I don’t care if you’re here to murder me – we take our shoes off in this house.
My date telling me that I reminded her of her father would have made me feel much less uncomfortable at dinner than it did the next morning.
Titanic passenger: iceberg
Titanic chef: no its romaine
Passenger: *pointing* iceberg!
Chef: oh no!
Passenger:
Chef: we’ve served you the wrong salad
There is no law stating that you have to explain why you’re carrying a purse full of hair when going through security.
Ended a relationship today. Don’t worry, it wasn’t mine.
Crickets are really loud for something that gets eaten by everything
I saw a TV for sale for only £1 because the volume button was stuck
Did I buy it?
Of course I did!
Well, I couldn’t turn it down
Could I?
Looking through 15’s yearbook:
Me: you’d crack up looking at my high school yearbook from 1995.
8: did they have color pictures back then?
😒
ME: [bird watching]
PIGEON: [looking out window] Babe he’s back.
I’m so glad my kids have a 3-day weekend because that means I get an extra day of listening to them yell at Fortnite.
*Corrects the grammar on your Christmas card and mails it back*
Rumor has it, some people get things accomplished without whining about it. Not my style. Interesting concept, though.
professor x: what’s your superpower?
me: heavy-handed product placement
professor kfc: that’s finger lickin’ good
Well, well, well, look who is who he says he is.
~The guy with the blue check by his name.
Hate it when I bring someone back to my place for the first time and all they want to talk about are the corpses.
Pharmacies could save a lot of hassle and just have customers walk through a denim detector to see if they’re cooking meth.

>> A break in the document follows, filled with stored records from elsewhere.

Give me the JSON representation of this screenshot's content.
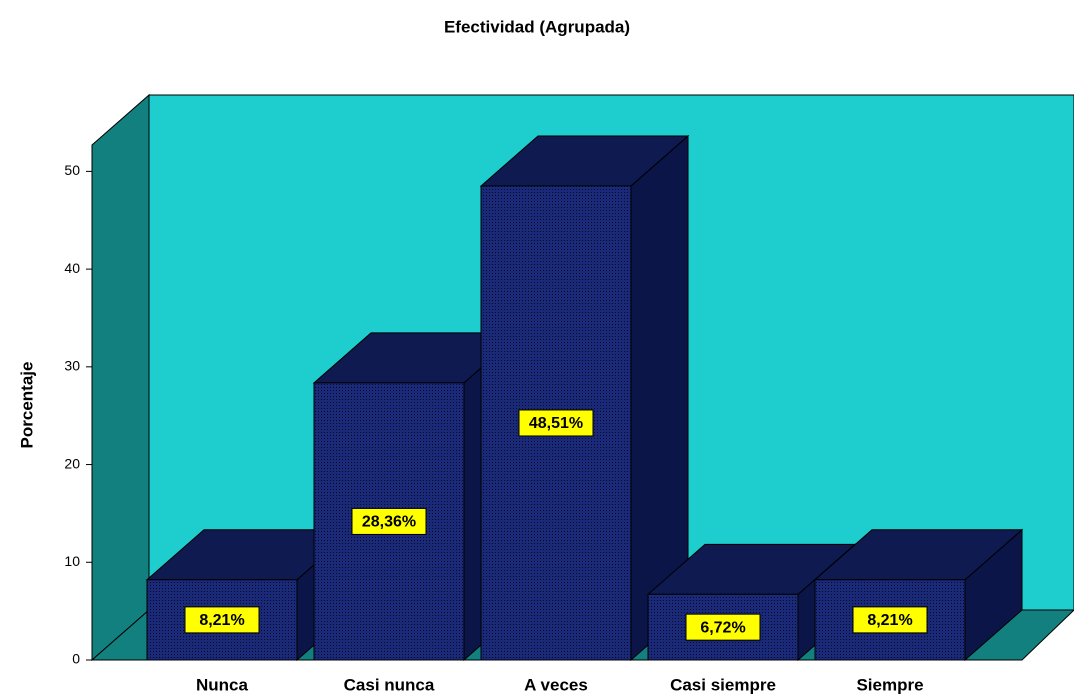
{
  "chart_data": {
    "type": "bar3d",
    "title": "Efectividad (Agrupada)",
    "y_label": "Porcentaje",
    "categories": [
      "Nunca",
      "Casi nunca",
      "A veces",
      "Casi siempre",
      "Siempre"
    ],
    "values": [
      8.21,
      28.36,
      48.51,
      6.72,
      8.21
    ],
    "value_labels": [
      "8,21%",
      "28,36%",
      "48,51%",
      "6,72%",
      "8,21%"
    ],
    "color": "#141f5c",
    "wall_color": "#1ecdcd",
    "ylim": [
      0,
      52.7
    ],
    "yticks": [
      0,
      10,
      20,
      30,
      40,
      50
    ]
  }
}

Salesman: That’s our best selling couch.
Me: *sits* *bounces*
Salesman: What do you think?
Me: *grinning* Sofa so good.
Salesman: Please leave.
Me: huh why is Cinnamon Toast Crunch Shrimp trending
30 seconds later: I’ve made a terrible mistake
Went to the doctor for my lower back pain and he diagnosed me with being 42.
(first date)
Her: I love Star Trek
Me: Me too!
Her: What’s your favourite part?
Me: *sweating* uhh when the stars go trekking!
If you feel yourself getting sawed in half, he’s probably not a real magician.

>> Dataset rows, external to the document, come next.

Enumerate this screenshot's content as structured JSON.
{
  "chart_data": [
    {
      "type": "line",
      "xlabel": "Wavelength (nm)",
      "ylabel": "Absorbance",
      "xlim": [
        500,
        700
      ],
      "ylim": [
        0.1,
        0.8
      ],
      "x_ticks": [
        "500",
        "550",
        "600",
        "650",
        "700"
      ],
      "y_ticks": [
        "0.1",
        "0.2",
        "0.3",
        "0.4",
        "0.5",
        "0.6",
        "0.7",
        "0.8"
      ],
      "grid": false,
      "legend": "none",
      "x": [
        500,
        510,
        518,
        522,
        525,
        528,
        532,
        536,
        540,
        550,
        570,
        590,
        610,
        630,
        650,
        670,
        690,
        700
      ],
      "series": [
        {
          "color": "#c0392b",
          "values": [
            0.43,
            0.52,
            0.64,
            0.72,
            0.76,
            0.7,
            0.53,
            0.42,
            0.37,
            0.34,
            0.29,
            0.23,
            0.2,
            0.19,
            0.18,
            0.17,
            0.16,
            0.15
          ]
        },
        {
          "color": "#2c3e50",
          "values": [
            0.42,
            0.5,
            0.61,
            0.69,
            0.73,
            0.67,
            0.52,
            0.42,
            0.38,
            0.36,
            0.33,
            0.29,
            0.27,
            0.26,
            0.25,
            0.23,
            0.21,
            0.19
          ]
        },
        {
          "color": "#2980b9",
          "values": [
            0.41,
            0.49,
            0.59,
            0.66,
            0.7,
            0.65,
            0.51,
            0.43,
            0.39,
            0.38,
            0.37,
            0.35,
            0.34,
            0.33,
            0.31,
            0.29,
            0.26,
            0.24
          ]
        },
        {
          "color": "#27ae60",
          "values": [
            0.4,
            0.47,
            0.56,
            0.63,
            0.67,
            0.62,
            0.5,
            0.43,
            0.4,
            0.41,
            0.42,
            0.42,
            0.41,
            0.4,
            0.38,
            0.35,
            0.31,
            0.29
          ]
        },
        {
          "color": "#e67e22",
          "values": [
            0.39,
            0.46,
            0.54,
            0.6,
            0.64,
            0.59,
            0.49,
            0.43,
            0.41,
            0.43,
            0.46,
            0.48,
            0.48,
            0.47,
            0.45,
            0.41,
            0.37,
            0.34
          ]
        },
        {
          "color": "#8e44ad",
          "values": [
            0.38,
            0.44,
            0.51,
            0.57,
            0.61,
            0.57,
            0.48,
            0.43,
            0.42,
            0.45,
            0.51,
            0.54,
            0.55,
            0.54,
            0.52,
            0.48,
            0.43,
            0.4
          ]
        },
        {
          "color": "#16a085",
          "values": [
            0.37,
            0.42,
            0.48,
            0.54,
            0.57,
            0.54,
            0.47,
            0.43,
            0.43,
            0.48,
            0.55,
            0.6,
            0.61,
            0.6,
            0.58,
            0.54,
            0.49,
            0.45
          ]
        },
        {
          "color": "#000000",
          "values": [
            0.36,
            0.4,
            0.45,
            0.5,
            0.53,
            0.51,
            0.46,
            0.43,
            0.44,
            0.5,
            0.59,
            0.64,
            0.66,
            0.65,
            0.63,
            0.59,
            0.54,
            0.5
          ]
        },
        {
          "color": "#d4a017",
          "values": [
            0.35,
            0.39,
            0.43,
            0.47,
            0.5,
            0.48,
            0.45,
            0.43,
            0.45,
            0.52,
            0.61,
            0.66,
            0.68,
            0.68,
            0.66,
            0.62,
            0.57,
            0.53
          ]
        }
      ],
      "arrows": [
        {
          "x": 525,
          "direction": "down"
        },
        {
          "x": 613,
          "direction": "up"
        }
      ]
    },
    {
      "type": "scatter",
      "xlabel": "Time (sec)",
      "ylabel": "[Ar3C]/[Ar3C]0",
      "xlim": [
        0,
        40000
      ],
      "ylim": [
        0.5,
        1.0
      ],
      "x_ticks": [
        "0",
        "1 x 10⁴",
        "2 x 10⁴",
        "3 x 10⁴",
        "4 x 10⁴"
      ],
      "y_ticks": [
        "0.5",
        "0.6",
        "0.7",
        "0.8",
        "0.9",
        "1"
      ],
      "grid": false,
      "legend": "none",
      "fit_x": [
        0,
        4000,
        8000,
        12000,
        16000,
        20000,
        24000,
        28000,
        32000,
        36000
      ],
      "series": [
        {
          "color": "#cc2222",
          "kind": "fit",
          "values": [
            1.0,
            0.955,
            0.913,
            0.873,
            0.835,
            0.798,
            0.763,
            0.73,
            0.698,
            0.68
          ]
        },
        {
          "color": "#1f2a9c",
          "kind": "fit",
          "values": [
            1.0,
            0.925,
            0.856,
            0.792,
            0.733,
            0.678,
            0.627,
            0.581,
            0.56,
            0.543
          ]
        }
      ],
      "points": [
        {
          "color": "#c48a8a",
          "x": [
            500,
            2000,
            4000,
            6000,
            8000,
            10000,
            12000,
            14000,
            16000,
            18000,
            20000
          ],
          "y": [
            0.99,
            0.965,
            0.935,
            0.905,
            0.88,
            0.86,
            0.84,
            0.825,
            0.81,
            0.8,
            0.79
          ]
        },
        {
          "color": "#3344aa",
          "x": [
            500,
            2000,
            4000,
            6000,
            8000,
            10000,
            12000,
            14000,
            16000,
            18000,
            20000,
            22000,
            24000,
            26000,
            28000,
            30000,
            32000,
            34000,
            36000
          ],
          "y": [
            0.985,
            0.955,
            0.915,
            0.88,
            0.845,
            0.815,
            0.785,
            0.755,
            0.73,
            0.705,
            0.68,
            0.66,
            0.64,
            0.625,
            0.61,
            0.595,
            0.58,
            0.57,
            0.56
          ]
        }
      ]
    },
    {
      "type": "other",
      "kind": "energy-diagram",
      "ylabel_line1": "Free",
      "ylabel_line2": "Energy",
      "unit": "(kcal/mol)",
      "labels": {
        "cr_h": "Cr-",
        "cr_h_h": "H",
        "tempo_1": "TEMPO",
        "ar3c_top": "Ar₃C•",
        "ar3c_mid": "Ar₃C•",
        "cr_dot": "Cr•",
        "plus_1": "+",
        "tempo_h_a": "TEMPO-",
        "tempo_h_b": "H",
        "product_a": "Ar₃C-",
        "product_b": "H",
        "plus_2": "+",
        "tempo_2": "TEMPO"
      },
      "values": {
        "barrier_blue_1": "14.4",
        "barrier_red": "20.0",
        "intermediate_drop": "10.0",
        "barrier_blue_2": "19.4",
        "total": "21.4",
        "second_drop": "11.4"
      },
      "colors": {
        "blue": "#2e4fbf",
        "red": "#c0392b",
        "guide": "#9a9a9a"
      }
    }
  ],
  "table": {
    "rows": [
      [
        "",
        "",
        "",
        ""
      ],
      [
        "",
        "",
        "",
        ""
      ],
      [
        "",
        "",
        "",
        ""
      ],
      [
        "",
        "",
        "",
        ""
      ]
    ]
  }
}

I’m concerned that some of you are experts in your fields of employment.
THE 3 PEOPLE IN EVERY CHIPOTLE LINE:
– guy ordering for his whole office who takes forever
– white lady who’s never been there before and doesn’t like spicy food. ends up getting a bowl of white rice and chicken
– guy who leans over sneeze-guard and is shouty about his order
I try to avoid things that make me fat, like scales, mirrors, and photographs.
I haven’t swam competitively since I was a sperm.
Me [eating an entire rotisserie chicken]: they say never go shopping hungry
My GF: we’re going to Lowe’s
To sell their vehicles one company is featuring a heart felt country ballad, “I’ve got a heart like a truck.” So, if you live in the suburbs do you have a heart like a four door sedan?